There are other teams that have hit more home runs so far than the Yankees, who will hit them in London this weekend, just how they’ve hit them everywhere else.
Last year, the Yankees set an MLB record with 267 big flies, and the 134 they have this year puts them behind the Twins (149), Mariners (145), Brewers (139) and Dodgers (137), at least for now. But here’s the amazing thing in what has been such an amazing season for the Yankees on so many levels: They’ve hit that many home runs in a season when Giancarlo Stanton and Aaron Judge have combined to hit seven. Two years ago, when Stanton was the National League Most Valuable Player Award winner with the Marlins and Judge was the American League Rookie of the Year Award winner, they combined for 111.
Stanton is now back on the injured list, likely until August, because of a sprained right knee. Judge just came off the IL. Already this season, the Yankees have put more than 20 players on the IL -- not just Stanton and Judge, but also Luis Severino, who was supposed to be their ace starter, and Dellin Betances, a four-time All-Star from their bullpen. Neither has pitched an inning this season. But that hasn’t stopped the Yanks from being tied with the Twins for the best record in the AL -- and tied for the second best record in MLB, behind only the Dodgers.
The Yankees are in London to play two games against the Red Sox this weekend, having won 11 of their past 12 games. They go to London on a rip where they have homered in 29 straight games, an all-time record for MLB. The Yanks have the best record in baseball history, and their 27 World Series are 16 more than the Cardinals, the team in second place. But because of all the injuries, there has never been a more a more compelling first half in Yankees history.
I asked my friend, Michael Kay, about all this the other day. He is the television voice of the Yankees on YES network, and he was one of their radio voices before that. He's also a New York City kid who grew up to cover the team for both the New York Post and New York Daily News.
“This is my 28th year [covering the team],” Kay said. “I have seen a team play better, which means the 1998 team. But nothing like this, when there is seemingly a daily significant injury and it doesn’t even register. They just plow on, plug in a different player, and keep winning. Nothing deters them.

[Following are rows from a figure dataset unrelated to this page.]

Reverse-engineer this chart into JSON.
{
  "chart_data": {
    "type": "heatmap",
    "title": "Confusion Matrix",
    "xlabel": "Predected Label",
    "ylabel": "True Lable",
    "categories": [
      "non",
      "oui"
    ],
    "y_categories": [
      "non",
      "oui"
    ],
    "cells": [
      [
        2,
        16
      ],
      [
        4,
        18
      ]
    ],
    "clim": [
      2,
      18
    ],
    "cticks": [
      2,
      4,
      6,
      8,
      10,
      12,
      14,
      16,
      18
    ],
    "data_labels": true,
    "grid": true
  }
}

Nothing gets them down. Really have a ‘next up’ philosophy.”
Gio Urshela, a journeyman infielder for both the Indians and Blue Jays, helped carry the offense early in the season, and he is still hitting .303. Brian Cashman signed DJ LeMahieu to a two-year, $24 million free-agent contract, and now LeMahieu is deservedly starting the All-Star Game for the AL. Cashman picked up Cameron Maybin after he was released by the Giants, and Maybin was hitting .314 before he ended up on the IL, of course. Next up, indeed.
Here are five of the Yankees’ regular position players from last season -- a team that won 100 games: Judge, Stanton, Didi Gregorius, Aaron Hicks and Miguel Andújar. So far this season they have played 94 games between them. Andujar played 12 before being lost for the season to labrum surgery on his right shoulder. Stanton has played nine. Gregorius, now healthy again after offseason Tommy John surgery, has played 15. Judge has played 25, and Hicks has played 33.
Again: No Severino and no Betances. James Paxton, who was supposed to be the Yankees’ big offseason play for a starting pitcher, has had knee issues, and he has put together a modest 5-3 record with a 4.34 ERA. In his last start against the Blue Jays, Paxton gave up eight hits and six runs in 4 1/3 innings. It was 5-0 in favor of the Blue Jays after the top of the second, but the Yankees came back. They always seem to come back this season. They ended up winning 8-7 on a Gleyber Torres single in the bottom of the ninth.
Everything seemed to go right for the Red Sox last season. So much is going that way for the Yankees, even in a season when so much has gone wrong because of injuries to one key player after another. Domingo Germán stepped into the starting rotation, got his record to 9-2 and then went on the IL with a strained left hip flexor muscle, but he could rejoin the starting rotation as early as next week when the Yanks are back from London.
The team still crosses the Atlantic Ocean nine games ahead of the Red Sox in the AL East, during a season in which the Sox have really suffered two injuries of consequence -- to Mitch Moreland and Nathan Eovaldi, one of their pitching stars last October. The Yankees just took three out of four at Yankee Stadium from the Astros, and New York is suddenly 6 1/2 games ahead of Tampa Bay in the division. The team is still worried about starting pitching. It doesn't know when Stanton or Severino will be back. But the Yanks are still as good as any team in baseball.
There has never been a first half like this for the Yankees -- on either side of the Atlantic.